CSV.parse_string("name,age\njohn,27\n")
#=> [["john", "27"]]

CSV.parse_string("name,age\njohn,27\n", skip_headers: false)
#=> [["name", "age"], ["john", "27"]]

Defining Custom Parsers

You can define custom CSV parsers with define/2:

RustyCSV.define(MyParser,
  separator: ",",
  escape: "\"",
  line_separator: "\n"
)

MyParser.parse_string("a,b\n1,2\n")
#=> [["1", "2"]]

Parsing Strategies

RustyCSV supports multiple parsing strategies via the :strategy option:

  • :simd - SIMD-accelerated scanning via memchr (default, fastest for most files)
  • :basic - Simple byte-by-byte parsing (good for debugging)
  • :indexed - Two-phase index-then-extract (good for re-extracting rows)
  • :parallel - Multi-threaded via rayon (best for very large files 500MB+ with complex quoting)
  • :zero_copy - Sub-binary references (NimbleCSV-like memory profile, max speed)

Example:

CSV.parse_string(large_csv, strategy: :parallel)

Scheduling

All parsing NIFs run on BEAM dirty CPU schedulers, so they never block normal schedulers. Parallel parsing (:parallel strategy) additionally runs on a dedicated rustycsv-* rayon thread pool to avoid contention with other Rayon users in the same VM.

Streaming

For large files, use parse_stream/2 which uses a bounded-memory streaming parser:

"huge.csv"
|> File.stream!()
|> CSV.parse_stream()
|> Stream.each(&process_row/1)
|> Stream.run()

Streaming parsers are safe to share across processes — the underlying Rust resource is protected by a mutex. However, concurrent access is serialized, so for maximum throughput use one parser per process.

Encoding (Dumping)

Convert rows back to CSV format:

CSV.dump_to_iodata([["name", "age"], ["john", "27"]])
#=> "name,age\njohn,27\n"

Encoding uses a SIMD-accelerated Rust NIF that writes all CSV bytes into a single flat binary. The NIF handles four modes: plain UTF-8, UTF-8 with formula escaping, non-UTF-8 encoding, and both combined.

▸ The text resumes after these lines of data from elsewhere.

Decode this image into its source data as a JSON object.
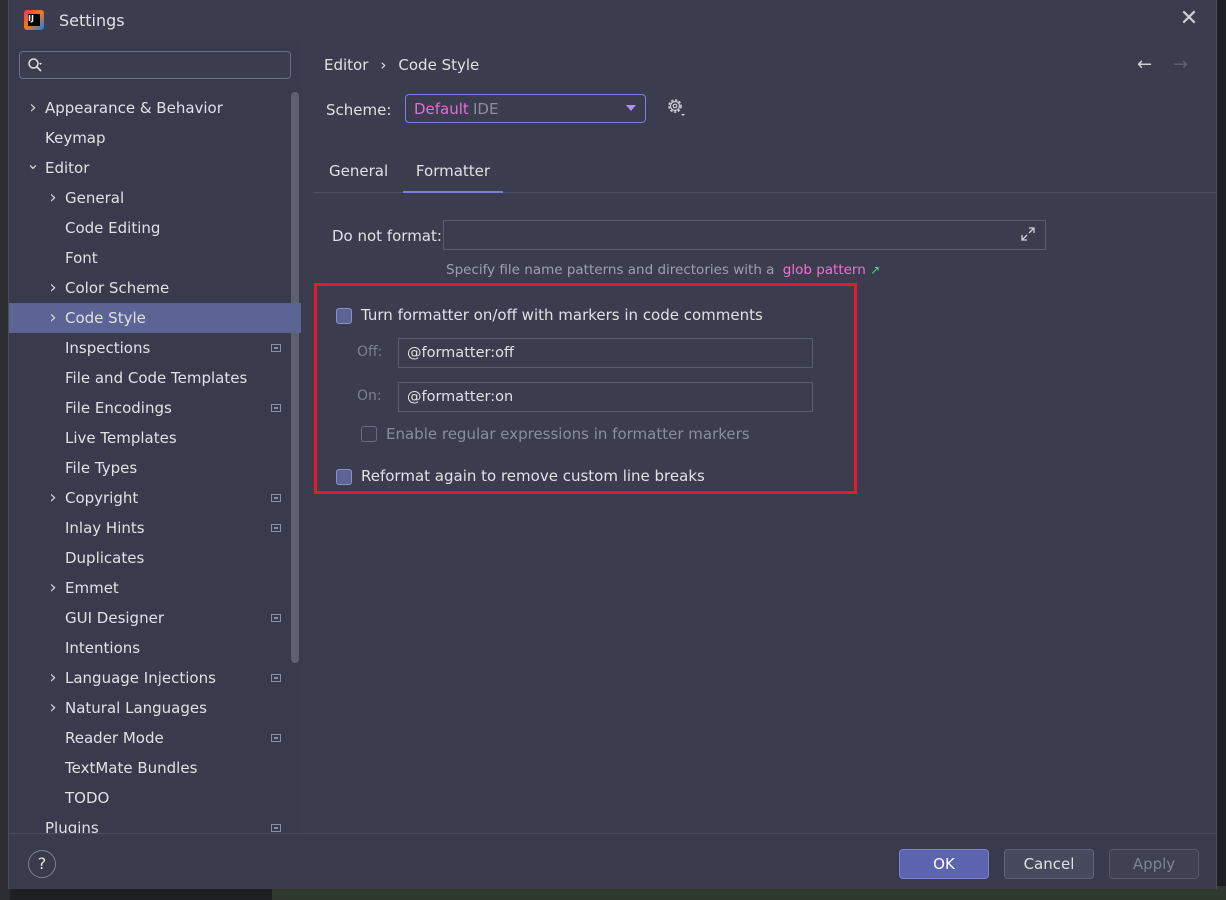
{
  "window": {
    "title": "Settings"
  },
  "search": {
    "placeholder": ""
  },
  "sidebar": {
    "items": [
      {
        "label": "Appearance & Behavior",
        "level": 0,
        "chevron": "right",
        "badge": false
      },
      {
        "label": "Keymap",
        "level": 0,
        "chevron": "none",
        "badge": false
      },
      {
        "label": "Editor",
        "level": 0,
        "chevron": "down",
        "badge": false
      },
      {
        "label": "General",
        "level": 1,
        "chevron": "right",
        "badge": false
      },
      {
        "label": "Code Editing",
        "level": 1,
        "chevron": "none",
        "badge": false
      },
      {
        "label": "Font",
        "level": 1,
        "chevron": "none",
        "badge": false
      },
      {
        "label": "Color Scheme",
        "level": 1,
        "chevron": "right",
        "badge": false
      },
      {
        "label": "Code Style",
        "level": 1,
        "chevron": "right",
        "badge": false,
        "selected": true
      },
      {
        "label": "Inspections",
        "level": 1,
        "chevron": "none",
        "badge": true
      },
      {
        "label": "File and Code Templates",
        "level": 1,
        "chevron": "none",
        "badge": false
      },
      {
        "label": "File Encodings",
        "level": 1,
        "chevron": "none",
        "badge": true
      },
      {
        "label": "Live Templates",
        "level": 1,
        "chevron": "none",
        "badge": false
      },
      {
        "label": "File Types",
        "level": 1,
        "chevron": "none",
        "badge": false
      },
      {
        "label": "Copyright",
        "level": 1,
        "chevron": "right",
        "badge": true
      },
      {
        "label": "Inlay Hints",
        "level": 1,
        "chevron": "none",
        "badge": true
      },
      {
        "label": "Duplicates",
        "level": 1,
        "chevron": "none",
        "badge": false
      },
      {
        "label": "Emmet",
        "level": 1,
        "chevron": "right",
        "badge": false
      },
      {
        "label": "GUI Designer",
        "level": 1,
        "chevron": "none",
        "badge": true
      },
      {
        "label": "Intentions",
        "level": 1,
        "chevron": "none",
        "badge": false
      },
      {
        "label": "Language Injections",
        "level": 1,
        "chevron": "right",
        "badge": true
      },
      {
        "label": "Natural Languages",
        "level": 1,
        "chevron": "right",
        "badge": false
      },
      {
        "label": "Reader Mode",
        "level": 1,
        "chevron": "none",
        "badge": true
      },
      {
        "label": "TextMate Bundles",
        "level": 1,
        "chevron": "none",
        "badge": false
      },
      {
        "label": "TODO",
        "level": 1,
        "chevron": "none",
        "badge": false
      },
      {
        "label": "Plugins",
        "level": 0,
        "chevron": "none",
        "badge": true
      }
    ]
  },
  "breadcrumb": {
    "parent": "Editor",
    "separator": "›",
    "current": "Code Style"
  },
  "scheme": {
    "label": "Scheme:",
    "name": "Default",
    "kind": "IDE"
  },
  "tabs": [
    {
      "label": "General",
      "active": false
    },
    {
      "label": "Formatter",
      "active": true
    }
  ],
  "formatter": {
    "do_not_format_label": "Do not format:",
    "do_not_format_value": "",
    "hint_text": "Specify file name patterns and directories with a",
    "hint_link": "glob pattern",
    "hint_link_arrow": "↗",
    "markers_checkbox": {
      "label": "Turn formatter on/off with markers in code comments",
      "checked": false
    },
    "off_label": "Off:",
    "off_value": "@formatter:off",
    "on_label": "On:",
    "on_value": "@formatter:on",
    "regex_checkbox": {
      "label": "Enable regular expressions in formatter markers",
      "checked": false,
      "enabled": false
    },
    "reformat_checkbox": {
      "label": "Reformat again to remove custom line breaks",
      "checked": false
    }
  },
  "footer": {
    "help_label": "?",
    "ok_label": "OK",
    "cancel_label": "Cancel",
    "apply_label": "Apply"
  },
  "colors": {
    "accent": "#5c64b0",
    "selection": "#5c6494",
    "link": "#ff6ad5",
    "highlight_box": "#e8192c"
  }
}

Difference from NimbleCSV: NimbleCSV's dump_to_iodata/1 returns an iodata list (a nested list of small binaries) that callers typically flatten back into a single binary via IO.iodata_to_binary/1 before writing to a file, sending as a download, or passing to an API. RustyCSV skips that roundtrip — it returns the final binary directly, ready for use with IO.binwrite/2, Conn.send_resp/3, :gen_tcp.send/2, File.write/2, etc. The output bytes are identical; there is nothing to traverse or flatten.

Code that pattern-matches on the return value expecting a list will need adjustment. This is a deliberate trade-off: building an iodata list across the NIF boundary requires allocating one Erlang term per field, separator, and newline, which is 18–63% slower and uses 3–6x more NIF memory than returning the bytes directly.

Encoding Strategies

dump_to_iodata/2 accepts a :strategy option:

  • default (no option) — Single-threaded SIMD-accelerated encoder. Writes all CSV bytes into a single flat binary. Best for most workloads.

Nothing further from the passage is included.